On bir stüdyonun dönem içi ve final çalışması süreçlerini kapsayan ikişer dakikalık sözsüz dijital sunumların ardından öğrencilere, ne öğrendikleri ve neler yaşadıkları üzerine konuşmaları için söz verildi. Mimar adaylarının sessiz kalması üzerine Çinici’nin “Mimarlık nasıl bir dünyaymış? Hala mimar olmak istiyor musunuz?” sorusunun da cevapsız kalması, Çinici’nin ise “Pekala, o halde yollarımız burada ayrılıyor” demesi gülüşmelere sahne olarak, salonda hakim olan sessizliğin bir nebze dağıtılmasına olanak tanıdı.
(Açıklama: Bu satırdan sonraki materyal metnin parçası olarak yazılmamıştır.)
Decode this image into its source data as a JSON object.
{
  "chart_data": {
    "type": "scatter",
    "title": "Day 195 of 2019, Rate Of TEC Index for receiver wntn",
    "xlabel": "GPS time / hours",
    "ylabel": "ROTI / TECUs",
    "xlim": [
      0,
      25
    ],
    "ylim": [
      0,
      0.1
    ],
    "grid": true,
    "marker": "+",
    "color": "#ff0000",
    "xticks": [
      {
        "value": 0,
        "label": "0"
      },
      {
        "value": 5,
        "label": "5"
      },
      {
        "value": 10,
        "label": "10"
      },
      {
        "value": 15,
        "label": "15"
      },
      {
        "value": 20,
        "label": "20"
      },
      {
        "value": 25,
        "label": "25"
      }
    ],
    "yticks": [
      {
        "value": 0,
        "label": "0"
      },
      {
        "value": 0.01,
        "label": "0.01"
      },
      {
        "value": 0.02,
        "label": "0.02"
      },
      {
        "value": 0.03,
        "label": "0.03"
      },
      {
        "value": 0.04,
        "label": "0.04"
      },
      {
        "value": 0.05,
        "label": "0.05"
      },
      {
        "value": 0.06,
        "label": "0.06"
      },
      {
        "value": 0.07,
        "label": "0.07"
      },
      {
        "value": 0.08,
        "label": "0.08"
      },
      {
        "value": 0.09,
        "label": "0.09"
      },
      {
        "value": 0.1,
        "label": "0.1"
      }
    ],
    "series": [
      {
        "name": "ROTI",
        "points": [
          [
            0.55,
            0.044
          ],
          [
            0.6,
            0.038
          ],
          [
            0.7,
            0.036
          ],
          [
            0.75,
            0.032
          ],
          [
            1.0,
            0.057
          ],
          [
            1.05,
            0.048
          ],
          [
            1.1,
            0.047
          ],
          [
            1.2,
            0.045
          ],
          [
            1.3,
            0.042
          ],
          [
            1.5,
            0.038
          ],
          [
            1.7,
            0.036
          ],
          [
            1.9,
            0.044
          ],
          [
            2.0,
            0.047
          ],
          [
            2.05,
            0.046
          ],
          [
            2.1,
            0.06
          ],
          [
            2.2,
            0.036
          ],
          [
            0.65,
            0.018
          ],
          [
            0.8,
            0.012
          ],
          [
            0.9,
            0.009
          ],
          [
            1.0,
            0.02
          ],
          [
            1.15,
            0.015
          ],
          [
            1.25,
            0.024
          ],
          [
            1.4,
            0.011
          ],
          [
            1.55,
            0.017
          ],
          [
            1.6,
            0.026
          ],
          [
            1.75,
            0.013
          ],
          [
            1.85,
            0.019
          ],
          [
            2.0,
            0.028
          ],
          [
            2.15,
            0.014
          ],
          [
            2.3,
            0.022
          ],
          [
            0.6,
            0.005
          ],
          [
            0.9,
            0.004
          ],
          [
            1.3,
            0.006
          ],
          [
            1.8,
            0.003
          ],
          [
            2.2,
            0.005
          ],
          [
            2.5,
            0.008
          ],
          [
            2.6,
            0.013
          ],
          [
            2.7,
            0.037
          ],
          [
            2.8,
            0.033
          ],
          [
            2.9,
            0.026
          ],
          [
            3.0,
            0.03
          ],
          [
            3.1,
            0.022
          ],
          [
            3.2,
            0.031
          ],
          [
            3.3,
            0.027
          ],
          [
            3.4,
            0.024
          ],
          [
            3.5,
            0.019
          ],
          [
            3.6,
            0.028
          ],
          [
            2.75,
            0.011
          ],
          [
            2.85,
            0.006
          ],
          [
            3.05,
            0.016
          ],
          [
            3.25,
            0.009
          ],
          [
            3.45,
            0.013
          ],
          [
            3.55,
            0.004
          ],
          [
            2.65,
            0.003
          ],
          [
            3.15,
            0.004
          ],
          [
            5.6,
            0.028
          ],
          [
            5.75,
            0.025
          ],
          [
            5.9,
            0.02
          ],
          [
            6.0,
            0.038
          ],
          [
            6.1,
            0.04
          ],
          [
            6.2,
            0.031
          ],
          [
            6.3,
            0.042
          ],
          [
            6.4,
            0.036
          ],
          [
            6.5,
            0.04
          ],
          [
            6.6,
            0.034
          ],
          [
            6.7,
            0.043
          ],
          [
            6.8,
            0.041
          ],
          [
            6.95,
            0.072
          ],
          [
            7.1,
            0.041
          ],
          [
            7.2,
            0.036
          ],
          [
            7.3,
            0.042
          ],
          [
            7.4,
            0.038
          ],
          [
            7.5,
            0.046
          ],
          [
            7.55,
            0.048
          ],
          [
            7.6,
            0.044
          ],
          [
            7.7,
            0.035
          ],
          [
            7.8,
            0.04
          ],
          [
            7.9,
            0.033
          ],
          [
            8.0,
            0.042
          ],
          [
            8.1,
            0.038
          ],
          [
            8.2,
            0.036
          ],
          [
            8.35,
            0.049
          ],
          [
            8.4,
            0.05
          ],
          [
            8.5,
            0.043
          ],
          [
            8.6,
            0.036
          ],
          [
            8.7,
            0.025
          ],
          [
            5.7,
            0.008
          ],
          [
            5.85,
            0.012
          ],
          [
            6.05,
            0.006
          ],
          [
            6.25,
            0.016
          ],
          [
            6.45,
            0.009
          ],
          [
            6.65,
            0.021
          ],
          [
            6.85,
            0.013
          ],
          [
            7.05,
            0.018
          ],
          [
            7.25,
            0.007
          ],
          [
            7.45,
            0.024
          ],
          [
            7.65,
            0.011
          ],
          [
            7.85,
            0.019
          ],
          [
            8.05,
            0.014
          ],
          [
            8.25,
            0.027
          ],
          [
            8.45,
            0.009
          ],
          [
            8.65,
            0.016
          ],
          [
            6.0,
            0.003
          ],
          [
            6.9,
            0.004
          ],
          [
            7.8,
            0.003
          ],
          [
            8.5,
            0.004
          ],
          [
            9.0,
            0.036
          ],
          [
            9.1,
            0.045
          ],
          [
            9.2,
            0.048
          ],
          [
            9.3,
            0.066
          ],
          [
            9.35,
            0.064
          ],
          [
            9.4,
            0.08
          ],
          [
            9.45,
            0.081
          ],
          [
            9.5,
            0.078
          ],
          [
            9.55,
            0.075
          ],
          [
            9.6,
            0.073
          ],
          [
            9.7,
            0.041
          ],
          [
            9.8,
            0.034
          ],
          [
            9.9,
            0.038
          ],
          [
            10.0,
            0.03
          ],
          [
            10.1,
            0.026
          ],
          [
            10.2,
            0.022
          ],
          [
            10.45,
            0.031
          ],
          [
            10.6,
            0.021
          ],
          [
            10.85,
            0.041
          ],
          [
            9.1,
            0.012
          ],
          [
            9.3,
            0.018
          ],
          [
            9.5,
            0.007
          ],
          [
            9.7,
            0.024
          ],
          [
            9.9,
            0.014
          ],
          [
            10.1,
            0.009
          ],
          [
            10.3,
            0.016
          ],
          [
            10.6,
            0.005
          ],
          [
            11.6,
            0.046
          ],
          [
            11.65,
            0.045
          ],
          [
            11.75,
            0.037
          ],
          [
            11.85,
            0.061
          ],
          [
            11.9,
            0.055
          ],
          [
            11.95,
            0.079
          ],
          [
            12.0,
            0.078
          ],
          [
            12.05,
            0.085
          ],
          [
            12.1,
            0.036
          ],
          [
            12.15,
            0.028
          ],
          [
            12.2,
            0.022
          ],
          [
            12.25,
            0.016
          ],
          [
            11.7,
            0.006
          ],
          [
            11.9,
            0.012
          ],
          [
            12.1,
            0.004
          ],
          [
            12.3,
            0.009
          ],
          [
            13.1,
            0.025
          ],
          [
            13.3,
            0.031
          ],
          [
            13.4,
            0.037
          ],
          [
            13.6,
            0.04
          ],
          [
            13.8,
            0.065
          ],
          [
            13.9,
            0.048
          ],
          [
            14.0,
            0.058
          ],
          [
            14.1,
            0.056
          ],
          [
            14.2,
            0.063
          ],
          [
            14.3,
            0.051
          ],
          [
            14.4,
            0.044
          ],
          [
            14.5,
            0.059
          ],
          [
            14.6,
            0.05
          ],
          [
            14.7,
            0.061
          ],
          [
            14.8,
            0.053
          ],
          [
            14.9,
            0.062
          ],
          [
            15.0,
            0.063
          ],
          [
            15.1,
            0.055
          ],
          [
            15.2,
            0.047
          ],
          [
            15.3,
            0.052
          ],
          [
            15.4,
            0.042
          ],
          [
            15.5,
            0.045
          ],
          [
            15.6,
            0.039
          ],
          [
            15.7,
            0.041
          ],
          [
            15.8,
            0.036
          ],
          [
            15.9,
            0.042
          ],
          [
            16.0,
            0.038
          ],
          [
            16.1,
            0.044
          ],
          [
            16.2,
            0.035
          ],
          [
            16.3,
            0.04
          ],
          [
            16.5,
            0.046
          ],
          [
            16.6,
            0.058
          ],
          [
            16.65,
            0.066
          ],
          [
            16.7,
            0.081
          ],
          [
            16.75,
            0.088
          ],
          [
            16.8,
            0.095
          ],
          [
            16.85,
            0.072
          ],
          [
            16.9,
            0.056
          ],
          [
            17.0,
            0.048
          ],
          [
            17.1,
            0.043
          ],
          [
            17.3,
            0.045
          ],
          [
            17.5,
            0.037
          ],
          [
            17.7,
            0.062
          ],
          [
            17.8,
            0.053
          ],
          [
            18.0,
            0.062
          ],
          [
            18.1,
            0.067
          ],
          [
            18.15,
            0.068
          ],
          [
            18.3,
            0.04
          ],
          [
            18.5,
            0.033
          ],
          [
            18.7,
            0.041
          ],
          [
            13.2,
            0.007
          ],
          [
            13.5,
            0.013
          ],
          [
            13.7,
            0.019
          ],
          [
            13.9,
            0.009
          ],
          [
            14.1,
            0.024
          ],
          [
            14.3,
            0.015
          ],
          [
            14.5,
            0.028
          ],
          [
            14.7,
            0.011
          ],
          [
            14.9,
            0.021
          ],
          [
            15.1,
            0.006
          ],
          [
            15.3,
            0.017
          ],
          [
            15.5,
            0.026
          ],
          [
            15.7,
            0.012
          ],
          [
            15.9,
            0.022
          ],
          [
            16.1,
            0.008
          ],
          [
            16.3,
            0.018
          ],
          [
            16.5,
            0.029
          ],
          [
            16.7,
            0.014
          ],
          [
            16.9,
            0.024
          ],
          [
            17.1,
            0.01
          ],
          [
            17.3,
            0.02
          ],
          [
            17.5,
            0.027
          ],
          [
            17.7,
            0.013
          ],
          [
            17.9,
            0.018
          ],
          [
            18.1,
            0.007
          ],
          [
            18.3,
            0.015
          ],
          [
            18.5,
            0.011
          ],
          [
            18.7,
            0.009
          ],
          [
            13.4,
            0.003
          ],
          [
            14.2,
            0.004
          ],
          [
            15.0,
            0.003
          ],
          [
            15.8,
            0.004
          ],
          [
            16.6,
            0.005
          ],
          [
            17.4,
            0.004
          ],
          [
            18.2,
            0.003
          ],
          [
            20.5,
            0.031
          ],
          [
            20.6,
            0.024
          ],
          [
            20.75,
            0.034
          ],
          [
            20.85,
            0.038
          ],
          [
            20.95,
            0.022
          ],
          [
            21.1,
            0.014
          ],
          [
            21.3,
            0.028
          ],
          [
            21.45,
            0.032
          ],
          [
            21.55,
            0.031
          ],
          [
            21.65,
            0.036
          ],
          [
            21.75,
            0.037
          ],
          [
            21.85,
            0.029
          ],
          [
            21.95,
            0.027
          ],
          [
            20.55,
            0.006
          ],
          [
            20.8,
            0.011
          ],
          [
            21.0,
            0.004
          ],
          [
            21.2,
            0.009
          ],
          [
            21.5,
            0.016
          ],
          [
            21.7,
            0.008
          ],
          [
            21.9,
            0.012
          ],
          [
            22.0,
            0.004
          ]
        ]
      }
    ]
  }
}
Kolokyumda söz alan Fulya Özsel Akipek grubundan öğrenciler , Akipek’in bahçesinde gerçekleştirdikleri iki günlük grup içi atölye çalışmasının kendilerini çok heyecanlandırdığını ve sonuçta da başarılı tepkiler aldıklarını belirttiler. “Yediğimiz içtiğimiz ayrı gitmedi” diyen ve Akipek’e dönem boyunca gösterdiği ilgi ve dostluktan ötürü teşekkürlerini sunan öğrenciler, özellikle sergi strüktürü tasarımı sırasında malzeme organizasyonunu öğrendiklerini vurguladılar.



Salih Küçüktuna grubu ise , farklı maket teknikleri öğrendiklerini ve kağıt üzerindeki bir tasarımın içinde dolaşma keyfini yaşadıklarını aktardılar. “Çok bağnaz bir ortam bekliyorduk ancak özgür düşünceye önem veren bir ortam ile karşılaştık” diyen mimar adayları, hem bireysel çalışma hem de grup çalışması yapmış olmanın avantajlarından da söz ettiler.

Yorgunlukları ve bu nedenle zaman zaman konuşmaktan çekindikleri gözlemlenen mimarlık öğrencilerinden, elbette olumsuz eleştiriler de geldi. Özellikle dönem boyunca yalnızca bireysel çalışma yapılan grupların üyeleri, “Bir elin nesi var, iki elin sesi var” sözünü hatırlatarak kendilerinin de ekip çalışması yapmış olmayı dilediklerini belirttiler.